An Adaptive Empirical Bayesian Method for Sparse Deep Learning
This work addresses the need for efficient and robust deep learning models, particularly in compression and adversarial defense, though it appears incremental as it builds on existing Bayesian and sparse methods.
The authors tackled the problem of sparse deep learning by proposing an adaptive empirical Bayesian method with self-adaptive spike-and-slab priors, achieving state-of-the-art performance on MNIST, Fashion MNIST, and CIFAR10 datasets, and improving resistance to adversarial attacks.

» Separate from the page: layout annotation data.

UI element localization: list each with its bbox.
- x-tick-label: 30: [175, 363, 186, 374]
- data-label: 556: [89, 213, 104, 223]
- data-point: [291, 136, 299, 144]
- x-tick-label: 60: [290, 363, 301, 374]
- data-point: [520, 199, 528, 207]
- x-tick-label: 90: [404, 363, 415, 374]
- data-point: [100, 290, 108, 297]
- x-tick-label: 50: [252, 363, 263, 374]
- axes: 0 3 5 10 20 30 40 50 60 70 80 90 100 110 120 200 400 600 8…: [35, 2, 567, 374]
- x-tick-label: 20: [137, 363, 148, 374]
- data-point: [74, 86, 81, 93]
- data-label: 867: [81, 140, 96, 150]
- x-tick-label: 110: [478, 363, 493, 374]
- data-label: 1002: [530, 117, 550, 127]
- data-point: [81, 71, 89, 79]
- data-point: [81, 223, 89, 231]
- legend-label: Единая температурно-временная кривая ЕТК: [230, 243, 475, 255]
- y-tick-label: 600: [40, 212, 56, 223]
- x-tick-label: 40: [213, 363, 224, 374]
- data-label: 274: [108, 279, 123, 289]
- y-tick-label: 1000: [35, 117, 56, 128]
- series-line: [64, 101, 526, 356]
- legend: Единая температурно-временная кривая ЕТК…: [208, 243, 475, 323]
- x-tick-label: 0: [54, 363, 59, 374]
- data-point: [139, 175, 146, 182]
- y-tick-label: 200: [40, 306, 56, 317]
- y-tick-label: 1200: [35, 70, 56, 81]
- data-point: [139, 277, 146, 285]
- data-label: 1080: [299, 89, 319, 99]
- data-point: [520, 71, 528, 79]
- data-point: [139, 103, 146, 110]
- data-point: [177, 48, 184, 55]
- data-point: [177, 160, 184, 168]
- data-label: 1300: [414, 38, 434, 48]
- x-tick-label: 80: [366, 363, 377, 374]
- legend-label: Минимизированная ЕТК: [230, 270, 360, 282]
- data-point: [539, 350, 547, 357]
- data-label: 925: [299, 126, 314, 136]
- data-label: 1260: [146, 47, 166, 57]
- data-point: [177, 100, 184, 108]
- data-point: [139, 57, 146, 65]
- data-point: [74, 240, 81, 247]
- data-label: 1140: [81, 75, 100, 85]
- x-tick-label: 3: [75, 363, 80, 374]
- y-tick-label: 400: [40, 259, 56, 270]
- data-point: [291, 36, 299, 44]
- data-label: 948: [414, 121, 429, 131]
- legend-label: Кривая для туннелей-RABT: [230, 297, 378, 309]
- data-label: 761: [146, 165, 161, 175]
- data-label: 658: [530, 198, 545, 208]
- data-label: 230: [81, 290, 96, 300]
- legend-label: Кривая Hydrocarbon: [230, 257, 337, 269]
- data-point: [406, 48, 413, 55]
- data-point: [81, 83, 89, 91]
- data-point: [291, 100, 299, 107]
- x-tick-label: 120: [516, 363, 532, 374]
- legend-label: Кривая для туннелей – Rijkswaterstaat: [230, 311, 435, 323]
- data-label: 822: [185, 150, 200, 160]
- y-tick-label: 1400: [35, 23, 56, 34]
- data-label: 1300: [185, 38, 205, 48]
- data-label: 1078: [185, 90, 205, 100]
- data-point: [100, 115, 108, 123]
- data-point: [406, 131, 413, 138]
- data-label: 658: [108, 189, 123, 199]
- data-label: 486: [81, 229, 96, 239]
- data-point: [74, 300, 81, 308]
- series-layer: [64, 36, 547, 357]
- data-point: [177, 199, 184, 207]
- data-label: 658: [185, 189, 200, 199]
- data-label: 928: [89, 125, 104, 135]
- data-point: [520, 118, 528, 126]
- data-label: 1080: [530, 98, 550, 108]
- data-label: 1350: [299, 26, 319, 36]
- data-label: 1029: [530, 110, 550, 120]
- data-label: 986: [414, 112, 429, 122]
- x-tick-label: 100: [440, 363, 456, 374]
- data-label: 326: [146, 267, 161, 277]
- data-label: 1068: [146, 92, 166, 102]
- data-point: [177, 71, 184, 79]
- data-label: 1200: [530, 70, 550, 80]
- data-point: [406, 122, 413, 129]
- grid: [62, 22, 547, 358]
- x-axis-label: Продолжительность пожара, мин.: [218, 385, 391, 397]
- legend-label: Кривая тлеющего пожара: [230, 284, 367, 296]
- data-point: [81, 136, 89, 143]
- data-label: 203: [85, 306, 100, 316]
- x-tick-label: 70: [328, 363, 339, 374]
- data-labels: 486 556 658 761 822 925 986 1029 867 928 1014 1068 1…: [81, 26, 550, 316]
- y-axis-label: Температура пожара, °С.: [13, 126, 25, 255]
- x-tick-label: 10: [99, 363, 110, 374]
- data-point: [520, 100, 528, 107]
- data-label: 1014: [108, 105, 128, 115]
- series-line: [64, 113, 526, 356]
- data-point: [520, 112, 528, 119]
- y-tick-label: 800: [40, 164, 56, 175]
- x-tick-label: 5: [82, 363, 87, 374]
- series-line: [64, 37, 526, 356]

We propose a novel adaptive empirical Bayesian method for sparse deep learning, where the sparsity is ensured via a class of self-adaptive spike-and-slab priors. The proposed method works by alternatively sampling from an adaptive hierarchical posterior distribution using stochastic gradient Markov Chain Monte Carlo (MCMC) and smoothly optimizing the hyperparameters using stochastic approximation (SA). We further prove the convergence of the proposed method to the asymptotically correct distribution under mild conditions. Empirical applications of the proposed method lead to the state-of-the-art performance on MNIST and Fashion MNIST with shallow convolutional neural networks and the state-of-the-art compression performance on CIFAR10 with Residual Networks. The proposed method also improves resistance to adversarial attacks.